Felipe tinha uma habilidade incrível de ser simpático, conseguir conversar em meio à banda e vocais desafinados no salão, sem perder o foco do que tinha que ser feito. Não entregava um pedido errado. Empolgada com a boa música e com todo o contexto, Beatriz bebeu demais naquela noite. O jejum imposto pela quimioterapia acabara há pouco.

Havia ficado muito próxima da morte. Não podia mais perder tempo. Acabou confidenciando isso a Felipe no fim da noite. Aquilo o pegou de jeito. O abalo que sentiu logo foi sendo substituído por um apreço diferente por Beatriz. Era muito profissional e evitava ao máximo se envolver com clientes, mas o magnetismo entre eles estava constituído.

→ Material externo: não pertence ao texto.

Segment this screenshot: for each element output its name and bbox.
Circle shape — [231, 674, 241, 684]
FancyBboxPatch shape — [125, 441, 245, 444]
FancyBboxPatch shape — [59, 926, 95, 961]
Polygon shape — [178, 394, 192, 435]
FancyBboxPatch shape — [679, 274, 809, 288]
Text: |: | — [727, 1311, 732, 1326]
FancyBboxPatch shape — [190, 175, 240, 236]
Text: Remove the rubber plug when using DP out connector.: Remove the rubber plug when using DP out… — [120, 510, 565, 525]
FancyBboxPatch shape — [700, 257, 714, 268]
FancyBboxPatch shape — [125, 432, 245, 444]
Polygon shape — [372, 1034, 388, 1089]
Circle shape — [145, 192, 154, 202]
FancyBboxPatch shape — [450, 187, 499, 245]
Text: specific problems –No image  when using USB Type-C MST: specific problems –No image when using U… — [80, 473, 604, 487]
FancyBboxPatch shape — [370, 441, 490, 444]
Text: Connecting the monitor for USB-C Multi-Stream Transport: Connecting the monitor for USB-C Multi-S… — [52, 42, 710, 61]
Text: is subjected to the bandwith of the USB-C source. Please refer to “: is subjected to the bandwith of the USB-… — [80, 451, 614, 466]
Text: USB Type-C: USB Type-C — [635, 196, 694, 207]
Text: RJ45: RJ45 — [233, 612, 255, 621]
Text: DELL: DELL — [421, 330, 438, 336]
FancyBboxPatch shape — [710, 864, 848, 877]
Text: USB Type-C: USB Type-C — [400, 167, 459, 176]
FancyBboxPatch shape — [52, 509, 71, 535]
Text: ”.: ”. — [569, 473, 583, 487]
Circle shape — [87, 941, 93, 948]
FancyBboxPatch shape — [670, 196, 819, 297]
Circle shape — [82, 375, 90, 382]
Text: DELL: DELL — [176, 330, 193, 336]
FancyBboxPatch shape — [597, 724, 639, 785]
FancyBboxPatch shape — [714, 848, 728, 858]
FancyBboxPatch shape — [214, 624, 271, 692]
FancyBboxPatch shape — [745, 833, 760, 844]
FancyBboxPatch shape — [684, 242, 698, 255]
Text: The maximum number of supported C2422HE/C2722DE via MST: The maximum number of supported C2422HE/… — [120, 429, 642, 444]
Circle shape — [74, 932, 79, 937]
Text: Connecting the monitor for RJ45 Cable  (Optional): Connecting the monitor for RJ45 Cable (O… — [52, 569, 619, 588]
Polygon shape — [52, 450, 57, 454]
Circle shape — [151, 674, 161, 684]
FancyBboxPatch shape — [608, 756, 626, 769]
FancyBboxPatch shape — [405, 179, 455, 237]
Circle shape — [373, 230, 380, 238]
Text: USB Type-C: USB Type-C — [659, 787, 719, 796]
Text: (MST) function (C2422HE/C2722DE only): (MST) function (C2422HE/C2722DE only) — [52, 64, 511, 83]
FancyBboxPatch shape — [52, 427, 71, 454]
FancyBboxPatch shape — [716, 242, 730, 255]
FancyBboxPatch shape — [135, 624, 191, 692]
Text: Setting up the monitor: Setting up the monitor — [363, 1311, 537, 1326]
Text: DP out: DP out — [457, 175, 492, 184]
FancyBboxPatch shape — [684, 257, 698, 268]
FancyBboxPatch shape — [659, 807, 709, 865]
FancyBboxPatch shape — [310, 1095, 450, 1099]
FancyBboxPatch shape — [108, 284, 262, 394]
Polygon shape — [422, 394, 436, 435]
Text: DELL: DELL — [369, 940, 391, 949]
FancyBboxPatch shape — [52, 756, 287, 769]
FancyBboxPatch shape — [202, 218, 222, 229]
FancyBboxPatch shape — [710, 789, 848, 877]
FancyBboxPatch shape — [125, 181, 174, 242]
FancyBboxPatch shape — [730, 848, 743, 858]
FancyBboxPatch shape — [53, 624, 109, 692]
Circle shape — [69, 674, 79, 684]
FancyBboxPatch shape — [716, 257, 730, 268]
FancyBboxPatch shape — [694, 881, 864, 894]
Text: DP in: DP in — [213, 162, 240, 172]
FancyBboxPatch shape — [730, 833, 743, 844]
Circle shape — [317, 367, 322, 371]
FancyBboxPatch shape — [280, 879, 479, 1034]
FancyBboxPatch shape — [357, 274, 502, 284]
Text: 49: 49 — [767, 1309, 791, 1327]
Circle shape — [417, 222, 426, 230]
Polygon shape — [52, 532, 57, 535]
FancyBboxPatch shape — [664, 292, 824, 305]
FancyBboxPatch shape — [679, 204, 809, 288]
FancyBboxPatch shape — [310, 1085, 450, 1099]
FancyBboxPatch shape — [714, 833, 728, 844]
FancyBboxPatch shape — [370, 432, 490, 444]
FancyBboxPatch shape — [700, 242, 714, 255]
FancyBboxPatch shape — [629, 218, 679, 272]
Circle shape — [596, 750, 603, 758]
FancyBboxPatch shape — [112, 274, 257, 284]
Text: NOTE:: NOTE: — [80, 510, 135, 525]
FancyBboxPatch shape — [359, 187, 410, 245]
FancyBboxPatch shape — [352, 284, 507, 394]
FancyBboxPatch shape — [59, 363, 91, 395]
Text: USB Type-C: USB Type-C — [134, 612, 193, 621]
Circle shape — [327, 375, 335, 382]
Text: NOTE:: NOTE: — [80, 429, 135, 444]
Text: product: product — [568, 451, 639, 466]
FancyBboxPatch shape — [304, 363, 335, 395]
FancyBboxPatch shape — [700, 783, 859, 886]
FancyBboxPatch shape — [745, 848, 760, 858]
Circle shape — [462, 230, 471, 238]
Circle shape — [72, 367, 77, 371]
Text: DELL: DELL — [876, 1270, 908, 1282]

Os amigos dela foram embora. Quando era a última cliente, se plantou na mesa mais próxima da saída, aguardar seu garçom impecável. Pedido recebido. Só ele sabia o preparo.

Trinta anos separavam suas datas de nascimento, mas isso não era problema. A vida boêmia precoce o aproximou de pessoas mais velhas de forma muito fluída. Foram para o apartamento dele. Aquele que parecia não abrigar a identidade de Felipe da mesma forma que o bar fazia.

Acontece que Beatriz tinha uma energia pulsante. Vibrante. Trazia consigo toda a alegria da noite recém vivida. A forma como se somaram quebrou a divisão de espaços que ele havia criado em sua mente e seu coração. A áurea do bar invadiu cada cômodo, e sentiu, pela primeira vez, que tinha um lar também em casa.

#Desafio 2 — abril 2022 — escrever um texto a partir da palavra Lar

Atividade desenvolvida para o Clube da Escrita Afetuosa, de Ana Holanda.